Selasa, 17 Juni 2014

Pengukuran Risk-Based Bank Rating (RBBR)


Tanggal 5 Januari 2011 Bank Indonesia mengeluarkan peraturan baru mengenai penilaian tingkat kesehatan bank umum melalui Peraturan Bank Indonesia (PBI) No.13/1/PBI/2011 yang menyebabkan terjadinya perubahan tata cara penilaian dan pelaporan bank. Munculnya peraturan ini adalah dalam rangka meningkatkan efektivitas penilaian tingkat kesehatan bank dengan pendekatan berdasarkan risiko dan menggunakan 4 faktor pengukuran yaitu profil risiko (risk profile), good corporate governance (GCG), rentabilitas (earnings), dan permodalan (capital). Keempat faktor ini adalah satu kesatuan nilai yang akan menjadi hasil akhir peringkat tingkat kesehatan bank.  
Dalam PBI yang mengatur RBBR ini menyebutkan bahwa bank wajib memelihara dan/atau meningkatkan tingkat kesehatan bank dengan menerapkan prinsip kehati-hatian dan manajemen risiko dalam melaksanakan kegiatan usaha.

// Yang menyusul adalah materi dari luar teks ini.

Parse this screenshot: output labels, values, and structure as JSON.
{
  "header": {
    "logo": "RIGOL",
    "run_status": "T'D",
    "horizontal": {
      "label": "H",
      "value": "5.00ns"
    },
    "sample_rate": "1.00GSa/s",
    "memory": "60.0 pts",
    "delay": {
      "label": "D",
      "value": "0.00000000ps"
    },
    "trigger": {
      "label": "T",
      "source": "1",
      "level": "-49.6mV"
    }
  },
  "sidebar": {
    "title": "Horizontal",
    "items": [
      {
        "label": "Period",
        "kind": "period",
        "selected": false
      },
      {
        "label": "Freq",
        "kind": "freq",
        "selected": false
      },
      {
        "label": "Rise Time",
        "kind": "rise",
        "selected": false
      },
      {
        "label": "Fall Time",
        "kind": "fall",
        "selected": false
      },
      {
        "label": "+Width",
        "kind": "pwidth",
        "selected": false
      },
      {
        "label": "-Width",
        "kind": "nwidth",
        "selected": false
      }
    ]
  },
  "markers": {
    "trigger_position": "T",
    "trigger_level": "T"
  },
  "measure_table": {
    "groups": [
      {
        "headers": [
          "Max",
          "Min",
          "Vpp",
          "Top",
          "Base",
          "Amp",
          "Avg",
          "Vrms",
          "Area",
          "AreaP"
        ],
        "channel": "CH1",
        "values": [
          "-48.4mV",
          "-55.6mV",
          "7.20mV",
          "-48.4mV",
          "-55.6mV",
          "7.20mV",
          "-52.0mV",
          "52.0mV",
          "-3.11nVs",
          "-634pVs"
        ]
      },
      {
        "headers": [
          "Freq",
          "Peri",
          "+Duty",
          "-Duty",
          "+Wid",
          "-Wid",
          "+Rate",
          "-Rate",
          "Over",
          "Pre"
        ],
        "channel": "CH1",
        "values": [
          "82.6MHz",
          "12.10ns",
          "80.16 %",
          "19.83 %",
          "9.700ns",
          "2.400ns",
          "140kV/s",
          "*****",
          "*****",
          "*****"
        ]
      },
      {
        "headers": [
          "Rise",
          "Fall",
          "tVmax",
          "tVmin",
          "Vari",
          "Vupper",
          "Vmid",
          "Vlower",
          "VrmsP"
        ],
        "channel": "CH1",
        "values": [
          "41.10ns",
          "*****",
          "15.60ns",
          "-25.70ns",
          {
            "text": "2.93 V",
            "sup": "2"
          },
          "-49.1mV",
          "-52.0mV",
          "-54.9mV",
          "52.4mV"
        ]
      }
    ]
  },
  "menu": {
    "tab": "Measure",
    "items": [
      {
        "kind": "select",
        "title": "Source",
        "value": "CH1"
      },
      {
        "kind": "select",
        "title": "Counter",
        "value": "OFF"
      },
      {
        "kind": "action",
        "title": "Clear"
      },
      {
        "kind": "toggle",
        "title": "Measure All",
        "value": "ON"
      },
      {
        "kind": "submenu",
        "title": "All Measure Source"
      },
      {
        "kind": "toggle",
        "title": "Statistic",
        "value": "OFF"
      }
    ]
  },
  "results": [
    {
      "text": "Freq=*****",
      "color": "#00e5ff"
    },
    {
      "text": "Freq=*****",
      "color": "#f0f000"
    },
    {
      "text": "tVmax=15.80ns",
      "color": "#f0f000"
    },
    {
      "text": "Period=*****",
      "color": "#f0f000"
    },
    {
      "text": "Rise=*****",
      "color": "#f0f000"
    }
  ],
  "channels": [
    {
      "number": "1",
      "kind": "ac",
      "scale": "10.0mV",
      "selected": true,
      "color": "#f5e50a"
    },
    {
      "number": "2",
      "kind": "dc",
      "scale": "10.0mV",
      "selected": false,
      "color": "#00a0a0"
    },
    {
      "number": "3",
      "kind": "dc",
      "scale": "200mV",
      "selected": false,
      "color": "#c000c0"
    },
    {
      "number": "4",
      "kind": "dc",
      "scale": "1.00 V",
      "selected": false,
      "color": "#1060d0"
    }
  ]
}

Perbedaan dari PBI ini adalah adanya penilaian yang dapat dilakukan pengkinian sewaktu-waktu apabila diperlukan pada periode penilaian yang dilakukan setiap semester (posisi akhir bulan Juni dan Desember). Selain itu adalah peringkat setiap faktor tersebut ditetapkan berdasarkan kerangka analisis yang komprehensif dan terstruktur. Dalam PBI ini juga mewajibkan Direksi, Dewan Komisaris, dan/atau pemegang saham menyampaikan action plan kepada Bank Indonesia yang merupakan tindak lanjut dari hasil penilaian tingkat kesehatan bank yang dilakukan oleh Bank Indonesia dan/atau self assessment oleh bank.  
Bank Indonesia sendiri melakukan penilaian tingkat kesehatan bank setiap semester, dimana apabila terdapat perbedaan hasil penilaian yang dilakukan bank Indonesia dengan hasil self assessment bank, maka yang berlaku adalah hasil penilaian yang dilakukan oleh Bank Indonesia.

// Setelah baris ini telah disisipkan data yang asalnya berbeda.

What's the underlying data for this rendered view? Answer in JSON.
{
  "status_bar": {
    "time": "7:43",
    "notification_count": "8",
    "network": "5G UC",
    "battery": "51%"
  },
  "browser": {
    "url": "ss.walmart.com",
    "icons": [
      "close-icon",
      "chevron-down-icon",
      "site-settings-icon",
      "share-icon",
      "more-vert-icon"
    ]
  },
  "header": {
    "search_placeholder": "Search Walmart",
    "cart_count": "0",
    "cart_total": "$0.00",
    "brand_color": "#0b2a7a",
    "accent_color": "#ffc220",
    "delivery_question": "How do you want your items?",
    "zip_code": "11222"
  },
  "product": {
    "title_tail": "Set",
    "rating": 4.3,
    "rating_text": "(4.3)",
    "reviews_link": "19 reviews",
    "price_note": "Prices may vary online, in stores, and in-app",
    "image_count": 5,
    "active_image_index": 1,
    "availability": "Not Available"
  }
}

“Peraturan ini akan segera berlaku 1 Januari 2012 dan dipakai untuk penilaian Desember 2011. Harus mulai dilakukan uji coba oleh bank pada bulan Juli 2011 untuk posisi Juni 2011. Sedangkan SE (Surat Edaran) secara lebih detail, mudah-mudahan, keluar bulan Depan.” Demikian disampaikan Teguh Supangkat Peneliti Eksekutif dari Bank Indonesia saat menjadi narasumber pada Workshop Identifikasi PBI No.13/1/PBI/2011 di Hotel JW. Marriott (27/4) lalu.
Teguh Supangkat menjelaskan bahwa latar belakang munculnya peraturan ini adalah global financial reform sebagai respon atas krisis keuangan global tahun 2008 dimana Indonesia sebagai anggota G-20 melakukan penyempurnaan kerangka RBS dan penilaian tingkat kesehatan bank dengan peningkatan kewaspadaan dari manajemen risiko yang ada. Hal ini terkait pula dengan Basel II dan III, dimana pada Basel III terkait dengan penguatan modal dan penyempurnaan manajemen risiko. Selain itu karena Indonesia harus mengacu pada International Financial Reporting Standard (IFRS).

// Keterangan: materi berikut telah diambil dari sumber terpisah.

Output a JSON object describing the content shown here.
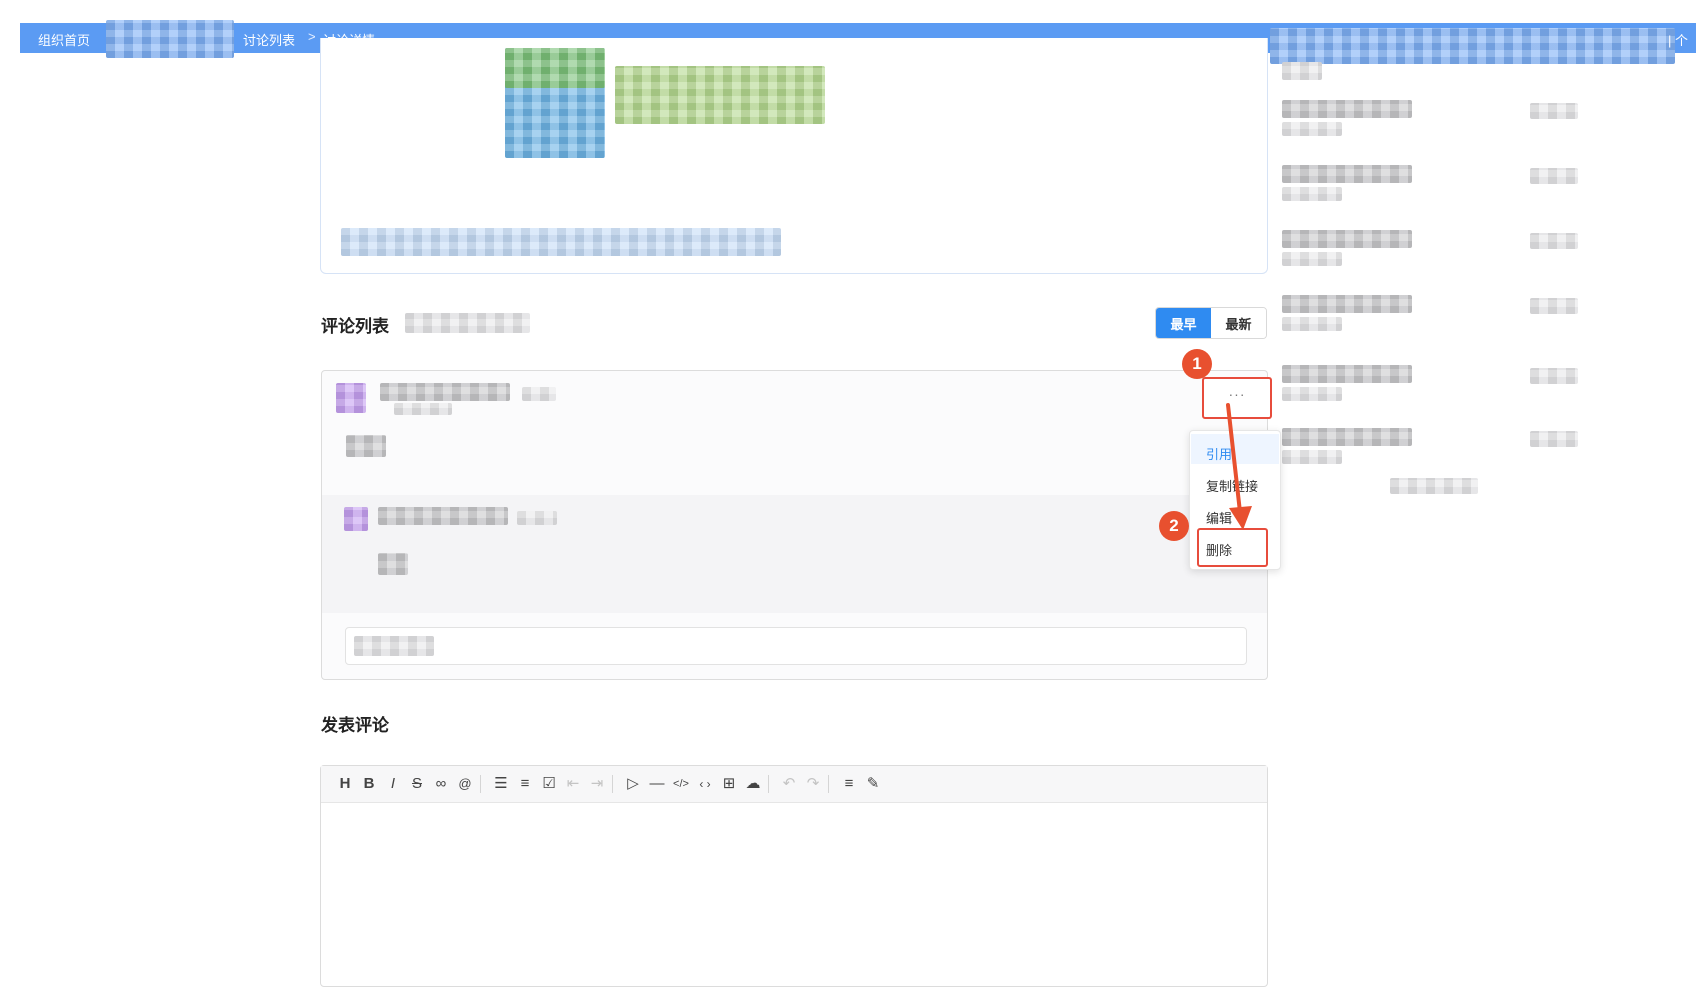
{
  "breadcrumb": {
    "home": "组织首页",
    "list": "讨论列表",
    "detail": "讨论详情",
    "separator": ">",
    "right_marker": "| 个"
  },
  "comments": {
    "title": "评论列表",
    "sort": {
      "earliest": "最早",
      "latest": "最新",
      "active": "最早"
    },
    "more_label": "···"
  },
  "context_menu": {
    "items": [
      "引用",
      "复制链接",
      "编辑",
      "删除"
    ]
  },
  "annotations": {
    "step1": "1",
    "step2": "2"
  },
  "post_comment": {
    "title": "发表评论",
    "toolbar_icons": [
      "heading-icon",
      "bold-icon",
      "italic-icon",
      "strikethrough-icon",
      "link-icon",
      "mention-icon",
      "bullet-list-icon",
      "ordered-list-icon",
      "checklist-icon",
      "outdent-icon",
      "indent-icon",
      "quote-icon",
      "horizontal-rule-icon",
      "inline-code-icon",
      "code-block-icon",
      "table-icon",
      "upload-icon",
      "undo-icon",
      "redo-icon",
      "align-icon",
      "edit-icon"
    ]
  },
  "colors": {
    "topbar": "#5b9bf3",
    "accent": "#2f8bf1",
    "annotation": "#e8502f"
  }
}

PBI dengan pendekatan risiko ini merupakan penyempurnaan dari sistem penilaian dan kerangka pengawasan bank dimana ada mekanisme judgement dan analisis komprehensif terstruktur sebagai landasan utama.
"Pendekatan risk-based artinya belum ada suatu pelanggaran. Baru akan mendekati suatu pelanggaran dan ada tendensi mau melakukan pelanggaran. Berarti kita harus segera melakukan perbaikan dan tindakan." Lanjutnya.
***
Peneliti Senior Bank Indonesia, Sally Marintan Hutapea yang juga menjadi narasumber pada workshop ini menjabarkan metodologi penilaian tingkat kesehatan bank. Hal yang sama disampaikan Sally bahwa metodologi RBBR ini akan menjadi Surat Edaran (SE) Bank Indonesia yang rencananya akan segera dikeluarkan Mei 2011 ini.
Sally menekankan bahwa implementasi RBBR ini lebih pada aspek analisis dan judgement dimana dari sisi Bank Indonesia berupaya mengembangkan suatu sistem penilaian peringkat atau rating yang lebih fleksibel agar dapat lebih mengakomodir keunikan dari masing-masing bank yang ada.
"Disadari tidak ada satu bank yang sama, sehingga dalam penilaian tingkat kesehatan bank tidak ada one size fits all approach. Walaupun kami akan memberikan indikator utama tetapi bank sendiri yang akan menentukan risk profile, GCG, rentabilitas, dan permodalan bank sendiri.” Jelas Sally.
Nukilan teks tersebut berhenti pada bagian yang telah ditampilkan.